Titel: Hetherington's verbesserte Flyer- und Waterspindeln.
Autor: Anonymus
Fundstelle: 1863, Band 169, Nr. VI. (S. 19–20)
URL: http://dingler.culture.hu-berlin.de/article/pj169/ar169006

VI. Verbesserte Flyer- und Waterspindeln, von J. M. Hetherington und Th. Jackson in Manchester.

Aus dem Engineer, Februar 1863, S. 120; durch das polytechnische Centralblatt, 1863 S. 647.

Mit einer Abbildung auf Tab. I.

Der erste Theil dieser Erfindung betrifft das Schmieren der Spindeln. Die Spindel dreht sich in einer Pfanne, die ringsherum von einer Kammer umgeben ist und durch einen oder mehrere Canäle mit derselben in Verbindung steht, um dem Oele den Durchgang zu gestatten.

Der zweite Theil bezieht sich nur auf Watermaschinen und besteht in einer eigenthümlichen Vorrichtung, durch welche das Zurückbleiben der Spule hervorgebracht und regulirt wird. Eine Metallplatte, welche mit der Spule durch einen Stift verbunden ist und daher mit dieser stets gleiche Bewegung hat, ist nämlich von außen nach innen abgeschrägt und läuft unten mit einer nach Bedürfniß zu vergrößernden oder zu verkleinernden Fläche auf einer Lederscheibe, durch deren Reibung die Verzögerung der Spule hervorgebracht wird.

Fig. 16 zeigt beide Punkte an einer Spindel vereinigt, doch können sie auch getrennt angewendet werden.
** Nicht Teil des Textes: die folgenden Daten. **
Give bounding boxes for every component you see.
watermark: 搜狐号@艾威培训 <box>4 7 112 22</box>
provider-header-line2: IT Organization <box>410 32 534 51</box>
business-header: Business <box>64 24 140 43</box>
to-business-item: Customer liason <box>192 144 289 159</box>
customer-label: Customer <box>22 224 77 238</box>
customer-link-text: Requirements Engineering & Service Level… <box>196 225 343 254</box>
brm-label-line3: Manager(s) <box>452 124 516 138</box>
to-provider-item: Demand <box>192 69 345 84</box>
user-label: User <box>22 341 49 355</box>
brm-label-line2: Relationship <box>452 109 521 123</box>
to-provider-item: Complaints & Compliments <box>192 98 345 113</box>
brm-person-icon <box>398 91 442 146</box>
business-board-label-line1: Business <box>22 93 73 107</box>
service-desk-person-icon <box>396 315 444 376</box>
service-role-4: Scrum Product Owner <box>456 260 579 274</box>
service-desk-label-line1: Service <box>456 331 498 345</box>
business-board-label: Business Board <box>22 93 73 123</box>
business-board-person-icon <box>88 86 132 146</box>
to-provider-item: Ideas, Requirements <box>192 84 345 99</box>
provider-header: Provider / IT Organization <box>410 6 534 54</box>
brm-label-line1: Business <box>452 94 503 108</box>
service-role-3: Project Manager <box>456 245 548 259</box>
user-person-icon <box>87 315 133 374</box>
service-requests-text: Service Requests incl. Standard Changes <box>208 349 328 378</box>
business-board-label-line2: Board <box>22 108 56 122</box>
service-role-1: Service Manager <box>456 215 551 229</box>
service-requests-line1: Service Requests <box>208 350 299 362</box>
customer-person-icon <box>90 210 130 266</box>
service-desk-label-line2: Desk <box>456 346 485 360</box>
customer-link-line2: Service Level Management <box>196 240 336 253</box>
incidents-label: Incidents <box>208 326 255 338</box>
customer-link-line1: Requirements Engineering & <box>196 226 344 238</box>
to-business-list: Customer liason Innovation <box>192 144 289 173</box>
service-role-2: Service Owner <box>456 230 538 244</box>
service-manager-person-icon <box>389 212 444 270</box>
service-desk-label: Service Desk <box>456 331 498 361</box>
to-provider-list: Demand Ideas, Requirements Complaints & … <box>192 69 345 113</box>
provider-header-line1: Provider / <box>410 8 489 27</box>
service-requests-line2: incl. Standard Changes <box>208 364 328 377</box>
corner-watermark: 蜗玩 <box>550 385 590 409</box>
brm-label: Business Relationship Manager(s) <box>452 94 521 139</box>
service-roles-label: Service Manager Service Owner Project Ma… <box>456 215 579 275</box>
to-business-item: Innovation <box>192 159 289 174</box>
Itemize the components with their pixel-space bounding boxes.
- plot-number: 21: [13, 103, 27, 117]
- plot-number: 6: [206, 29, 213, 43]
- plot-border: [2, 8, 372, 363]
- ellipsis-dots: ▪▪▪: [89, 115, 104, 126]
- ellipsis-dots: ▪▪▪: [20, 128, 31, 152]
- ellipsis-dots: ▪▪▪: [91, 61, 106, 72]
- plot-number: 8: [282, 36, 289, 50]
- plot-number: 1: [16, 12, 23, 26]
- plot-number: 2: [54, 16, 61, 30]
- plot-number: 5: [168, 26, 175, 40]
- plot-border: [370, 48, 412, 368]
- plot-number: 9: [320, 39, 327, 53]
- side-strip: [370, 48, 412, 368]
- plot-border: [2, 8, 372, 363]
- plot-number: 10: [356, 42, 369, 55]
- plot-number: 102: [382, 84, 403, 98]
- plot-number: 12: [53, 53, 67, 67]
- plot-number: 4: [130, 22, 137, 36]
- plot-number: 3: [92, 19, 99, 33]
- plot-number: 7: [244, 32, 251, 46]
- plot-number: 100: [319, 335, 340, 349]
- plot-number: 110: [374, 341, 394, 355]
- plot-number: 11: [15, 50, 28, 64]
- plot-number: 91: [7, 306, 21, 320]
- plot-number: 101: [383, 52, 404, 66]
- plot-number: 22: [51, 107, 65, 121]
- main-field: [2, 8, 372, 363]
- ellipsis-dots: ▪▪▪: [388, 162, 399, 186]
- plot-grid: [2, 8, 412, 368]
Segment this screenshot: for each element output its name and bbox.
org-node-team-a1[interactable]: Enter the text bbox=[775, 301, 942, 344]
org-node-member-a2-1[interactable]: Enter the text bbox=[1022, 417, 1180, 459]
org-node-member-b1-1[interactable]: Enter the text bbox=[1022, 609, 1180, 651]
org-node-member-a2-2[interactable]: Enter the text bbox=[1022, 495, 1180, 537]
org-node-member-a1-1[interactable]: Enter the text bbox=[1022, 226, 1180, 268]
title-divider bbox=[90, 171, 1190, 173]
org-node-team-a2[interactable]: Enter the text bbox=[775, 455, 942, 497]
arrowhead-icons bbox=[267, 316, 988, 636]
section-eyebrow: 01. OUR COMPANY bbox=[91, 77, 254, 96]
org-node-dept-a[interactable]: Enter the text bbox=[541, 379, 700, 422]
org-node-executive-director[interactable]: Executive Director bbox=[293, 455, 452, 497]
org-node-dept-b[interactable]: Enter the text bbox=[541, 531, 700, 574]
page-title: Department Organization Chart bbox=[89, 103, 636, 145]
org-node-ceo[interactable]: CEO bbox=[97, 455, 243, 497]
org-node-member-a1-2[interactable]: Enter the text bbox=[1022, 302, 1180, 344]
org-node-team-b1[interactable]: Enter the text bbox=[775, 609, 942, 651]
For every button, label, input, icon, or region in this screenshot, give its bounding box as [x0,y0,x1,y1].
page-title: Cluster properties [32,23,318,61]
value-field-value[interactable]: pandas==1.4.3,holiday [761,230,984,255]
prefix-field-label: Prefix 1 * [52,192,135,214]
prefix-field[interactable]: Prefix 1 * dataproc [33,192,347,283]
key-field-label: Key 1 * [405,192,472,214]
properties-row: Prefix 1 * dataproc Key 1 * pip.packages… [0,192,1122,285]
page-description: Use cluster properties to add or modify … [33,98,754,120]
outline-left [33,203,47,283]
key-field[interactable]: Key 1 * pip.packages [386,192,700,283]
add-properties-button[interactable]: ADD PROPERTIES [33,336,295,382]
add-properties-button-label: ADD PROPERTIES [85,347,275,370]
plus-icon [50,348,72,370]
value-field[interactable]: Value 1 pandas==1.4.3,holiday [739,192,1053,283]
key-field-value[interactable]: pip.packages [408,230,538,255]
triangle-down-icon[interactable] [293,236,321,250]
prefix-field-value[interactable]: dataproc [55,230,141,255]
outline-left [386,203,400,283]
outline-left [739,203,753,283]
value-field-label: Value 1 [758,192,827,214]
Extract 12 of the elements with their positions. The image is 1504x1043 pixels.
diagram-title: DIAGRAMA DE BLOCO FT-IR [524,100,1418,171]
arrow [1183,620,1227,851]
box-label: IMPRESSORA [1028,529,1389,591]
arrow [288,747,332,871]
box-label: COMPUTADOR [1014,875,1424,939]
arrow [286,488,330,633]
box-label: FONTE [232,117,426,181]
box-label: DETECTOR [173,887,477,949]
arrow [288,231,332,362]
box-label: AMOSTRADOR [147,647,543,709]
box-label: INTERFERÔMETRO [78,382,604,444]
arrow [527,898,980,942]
Die Pfanne b, in welcher die Spindel a sich dreht, ist ringsherum von einer Kammer c umgeben, die durch Canäle e mit der Pfanne in Verbindung gefetzt und oben durch einen Deckel d geschlossen ist. Das Oel wird in die Kammer c eingefüllt und steht daher mit dem Stift der Spindel beständig in Berührung; derjenige Theil des Oels, welcher in der Pfanne aufsteigt, fällt in die Kammer zurück. Was den zweiten Punkt der Erfindung betrifft, so ruht die Spule f auf einer Metallscheibe g auf und ist mit derselben durch einen Stift h verbunden, so daß beide eine gemeinschaftliche Bewegung haben. Unten ist die Scheibe g von außen nach innen abgeschrägt, in der Mitte aber, wo sie auf der Lederscheibe i aufruht, abgeflacht; je nachdem man nun die Abschrägung steiler oder flacher macht, oder, wenn es sich um geringere |20| Aenderungen handelt, eine größere oder kleinere Lederscheibe anwendet, wird ein größeres oder geringeres Zurückbleiben der Spule hervorgebracht. Die Scheibe g hat in der Mitte eine vorspringende Büchse k welche die Spindel innerhalb der Spule umfaßt und der letzteren die gehörige Stabilität verleiht.